一般走進店裡,店員會笑臉相迎:「歡迎光臨。」但這是很久以前的事了,現在是客人堆起笑容,主動向老闆、女服務生打招呼:「你好。」笑得滿臉卑屈,而且通常他們還不理你。有個非常有禮貌的人還脫帽致意,客客氣氣地說「老闆好」,雖然看似拉保險的紳士,但也是確確實實來喝酒的客人,照樣遭到漠視。
有個更周到的客人,一進來就開始撫摩吧檯上的裝飾盆栽,然後大聲地自言自語,故意讓老闆聽到:「這樣不行,要澆點水比較好。」還用雙手去洗手間捧水來,灑啊灑地澆在盆栽上。不過他只有動作很大,實際澆進盆栽裡的水只有兩三滴。接著他從口袋裡掏出剪刀,咔嚓咔嚓地修剪枝葉,把盆栽修得漂亮有型,不禁讓人以為是園藝店的人來保養盆栽。但誰也沒料到,他是某家銀行的董事,為了討老闆歡心,特地將剪刀放在口袋裡帶來。但他的一番苦心也起不了作用,依然遭老闆漠視。

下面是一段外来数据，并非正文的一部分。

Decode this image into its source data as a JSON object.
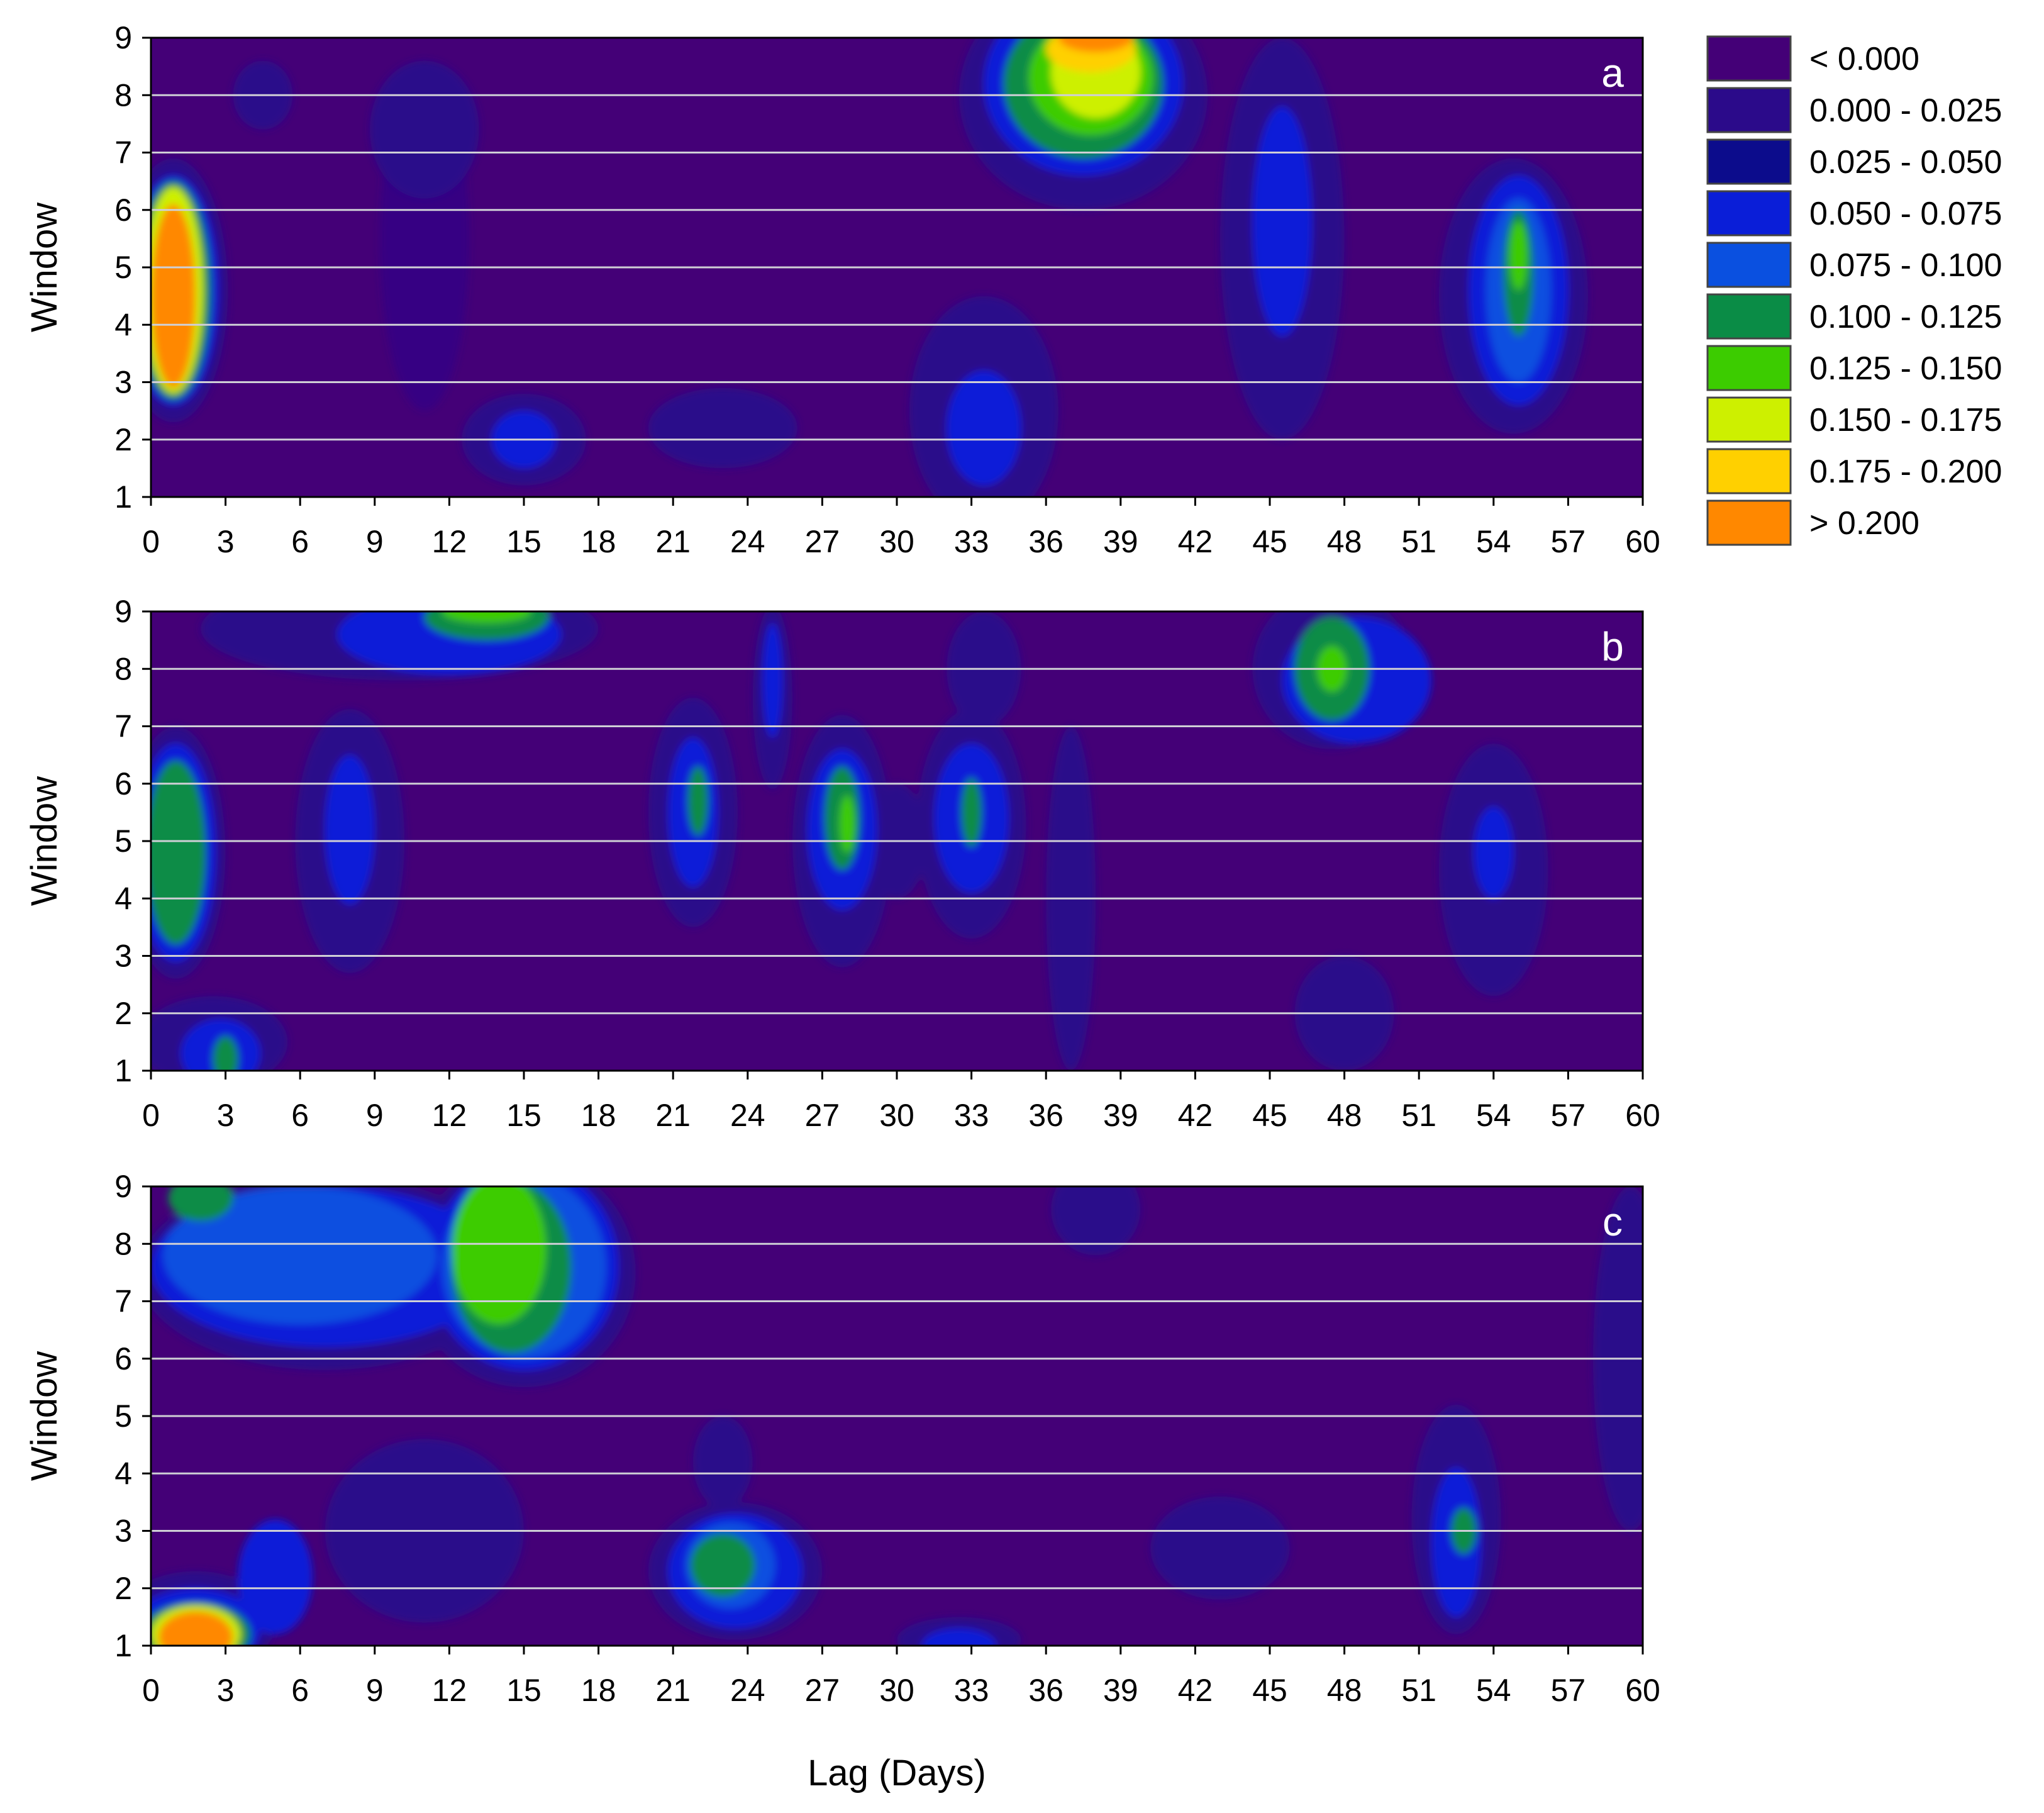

各式各樣的人,耍盡花招,但都不管用,一樣遭到老闆冷峻對待。但客人並不怕老闆不理不睬,只求老闆能讓他們多喝一瓶酒。後來,明明自己不是店裡的員工,但每當有人進來,他們就會喊:「歡迎光臨!」有人離開時,一定會大聲說:「謝謝光臨,歡迎再來!」明顯已陷入錯亂髮狂的狀態,真的很可憐。唯獨老闆鎮定地喃喃自語:「今天有鹽烤鯛魚。」
一位識相的年輕人立即拍桌:「感激不盡!我最愛吃這個。鹽烤鯛魚最棒了。」但內心暗忖:棒個頭,這道菜很貴吧,我壓根兒沒吃過鹽烤鯛魚,不過這時一定要裝成喜出望外的樣子。可惡!其實我痛苦死了!「聽到鹽烤鯛魚,我就受不了了。」確實真的受不了,不過是另一種意義。
其他客人也不甘示弱,搶著說「我也要,我也要」,點那一盤兩圓的鹽烤鯛魚。這樣至少可以喝到一瓶酒。不過冷酷無情的老闆,又以沙啞的聲音說:「也有滷豬肉喲。」
「什麼?滷豬肉?」老紳士莞爾笑說,「我等很久了。」但其實內心頗為惶恐,因為他的牙齒很糟,咬不動豬肉。
「接下來是滷豬肉啊,不錯啊,老闆果然厲害。」其他客人也輸人不輸陣,說著顯而易見的諂媚之詞,爭先恐後點那一盤兩圓,但不曉得能不能吃的滷豬肉。不過也有阮囊已羞澀的落後者,意氣消沉,以小得像六號鉛字的聲音說:「我不吃滷豬肉。」然後起身結賬,「一共多少錢?」
其他客人目送可憐的敗北者離去後,帶著愚蠢的優越感也興奮起來,甚至說出這種瘋話:
「啊,今天吃得好飽。老闆,還有沒有什麼好吃的?拜託再來一盤。」已經搞不懂究竟是來喝酒,還是來吃東西的。
酒真的是魔物啊。
啤酒的日語發音。
當時十公斤白米,約三圓多。鹽烤鯛魚兩圓極貴。
活板印刷的鉛字依大小有分號數,通常為初號到六號,六號是最小的字。